When reading the report of an exploit by a security firm, one invariably finds x86 assembly code. I would stumble on

 xbegin  mayEnd
 cmp     mutex, 0
 jz      weAreDone
 xabort  $0xff

and not be sure what it did. Long ago I had programmed other chips in assembly, so I felt a day or two would give me some idea of the assembly language for the Intel chips.

Wrong! The instruction set is so complex that in 2016 Intel needs 3796 reference pages to describe them. And that does not include examples or application notes. To get an idea of the complexity of the instruction set I created a visualization of the reference manual (below). I used chapter 5, Instruction Set Summary as a guide. It groups the x86 instructions into categories:

1 General purpose 11 Fused-multiply-add (FMA)
2 X87 FPU 12 Vector Extensions 2 (AVX2)
3 MMX 13 Transactional Synchronization (TSX)
4 SSE 14 System
5 SSE2 15 64-Bit Mode
6 SSE3 16 Virtual-machine Extensions
7 Supplemental SSSE3 17 Safer Mode Extensions
8 SSE4.1 18 Memory Protection Extensions
9 SSE4.2 19 Security Guard Extensions
10 16-Bit Float Conversion

Intel went through several generations of single instruction, multiple data operation sets starting with MMX and several generations of SSE. These are instructions that specialize on array operations that are common in linear algebra and image and sound processing. There are also several groups to help run operating systems: memory protection to isolate multiple programs on one computer, TSX to help with multi threaded operations, and virtual machine extensions to help multiple operating systems co-exits. Some of the instruction groups are for secure computing: Safer Mode to help verify code integrity and execute what was intended and Security Guard Extensions.

I collected the instructions into these groups and asked how often do these different groups occur in one page. The idea was that if there is a lot of commingling, then it would be harder to understand. I extracted the instructions from chapter 5 and then went through all the pages, creating a column for each. For each of the 19 groups, I would check if the instructions for each groups appeared in the page.
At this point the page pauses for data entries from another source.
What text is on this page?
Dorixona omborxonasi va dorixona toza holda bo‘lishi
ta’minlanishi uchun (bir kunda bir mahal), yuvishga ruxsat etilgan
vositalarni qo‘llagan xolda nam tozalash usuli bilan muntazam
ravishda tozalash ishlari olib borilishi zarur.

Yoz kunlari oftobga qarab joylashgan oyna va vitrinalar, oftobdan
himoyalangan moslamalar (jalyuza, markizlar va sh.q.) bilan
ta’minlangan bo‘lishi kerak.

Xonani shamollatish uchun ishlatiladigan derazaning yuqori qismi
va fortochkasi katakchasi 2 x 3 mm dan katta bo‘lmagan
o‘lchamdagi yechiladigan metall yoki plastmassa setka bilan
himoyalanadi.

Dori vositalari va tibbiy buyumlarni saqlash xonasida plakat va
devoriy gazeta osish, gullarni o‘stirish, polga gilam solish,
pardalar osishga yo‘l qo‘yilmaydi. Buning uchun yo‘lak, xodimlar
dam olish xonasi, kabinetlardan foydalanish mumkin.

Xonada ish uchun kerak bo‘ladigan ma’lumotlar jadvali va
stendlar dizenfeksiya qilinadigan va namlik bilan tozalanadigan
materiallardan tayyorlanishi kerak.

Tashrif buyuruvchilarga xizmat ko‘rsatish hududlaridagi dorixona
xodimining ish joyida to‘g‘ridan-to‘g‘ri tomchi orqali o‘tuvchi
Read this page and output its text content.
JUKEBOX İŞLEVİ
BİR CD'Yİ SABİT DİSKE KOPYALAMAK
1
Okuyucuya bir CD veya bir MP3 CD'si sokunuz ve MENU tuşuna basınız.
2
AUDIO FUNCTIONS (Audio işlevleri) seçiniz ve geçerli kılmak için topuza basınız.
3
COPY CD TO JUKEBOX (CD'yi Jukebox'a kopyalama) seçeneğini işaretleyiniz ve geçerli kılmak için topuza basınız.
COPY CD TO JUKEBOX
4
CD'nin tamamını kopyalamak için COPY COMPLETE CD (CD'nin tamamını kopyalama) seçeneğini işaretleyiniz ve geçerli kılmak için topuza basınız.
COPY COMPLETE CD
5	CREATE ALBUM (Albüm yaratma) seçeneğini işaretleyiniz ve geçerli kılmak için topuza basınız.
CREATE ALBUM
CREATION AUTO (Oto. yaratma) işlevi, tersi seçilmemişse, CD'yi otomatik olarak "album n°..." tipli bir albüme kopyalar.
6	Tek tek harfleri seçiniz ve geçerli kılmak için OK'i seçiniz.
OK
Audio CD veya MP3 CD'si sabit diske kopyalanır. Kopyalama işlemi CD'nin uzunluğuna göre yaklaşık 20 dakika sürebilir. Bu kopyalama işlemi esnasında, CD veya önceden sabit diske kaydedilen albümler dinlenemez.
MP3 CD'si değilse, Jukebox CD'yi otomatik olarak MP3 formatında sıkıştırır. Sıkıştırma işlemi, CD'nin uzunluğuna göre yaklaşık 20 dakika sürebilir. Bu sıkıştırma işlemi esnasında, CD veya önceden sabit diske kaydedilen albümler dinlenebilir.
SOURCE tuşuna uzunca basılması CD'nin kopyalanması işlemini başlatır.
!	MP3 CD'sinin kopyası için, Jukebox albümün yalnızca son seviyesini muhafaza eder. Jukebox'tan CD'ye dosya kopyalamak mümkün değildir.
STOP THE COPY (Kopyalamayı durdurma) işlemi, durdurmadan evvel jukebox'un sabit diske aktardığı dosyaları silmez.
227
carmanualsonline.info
Plotting that one gets a picture of the distribution of the instructions

abstract version of the sparklines chart

The general purpose instructions (in row 1) are used throughout the manual. The next most used group are the system instructions (row 14), useful for writing multi-user, multi-process programs such as operating systems. It includes the LOCK prefix or the model specific register instructions RDMSR or WRMSR.

There are about 1.6 million words in the manual. Just reading the manual 8 hours a day at novel-reading speeds would take me about 17 days to go through it. But this is not a novel. It is a complicated reference book. As a full time job this could take from months to years to learn well.

Just to start reading code, I went through sensepost’s crash course in x86 assembly for reverse engineers and Nayuki’s A fundamental introduction to x86 assembly programming. From there I just played with the excellent in the browser compiler by Matt Godbolt. And if all fails, there are always the big Intel manuals.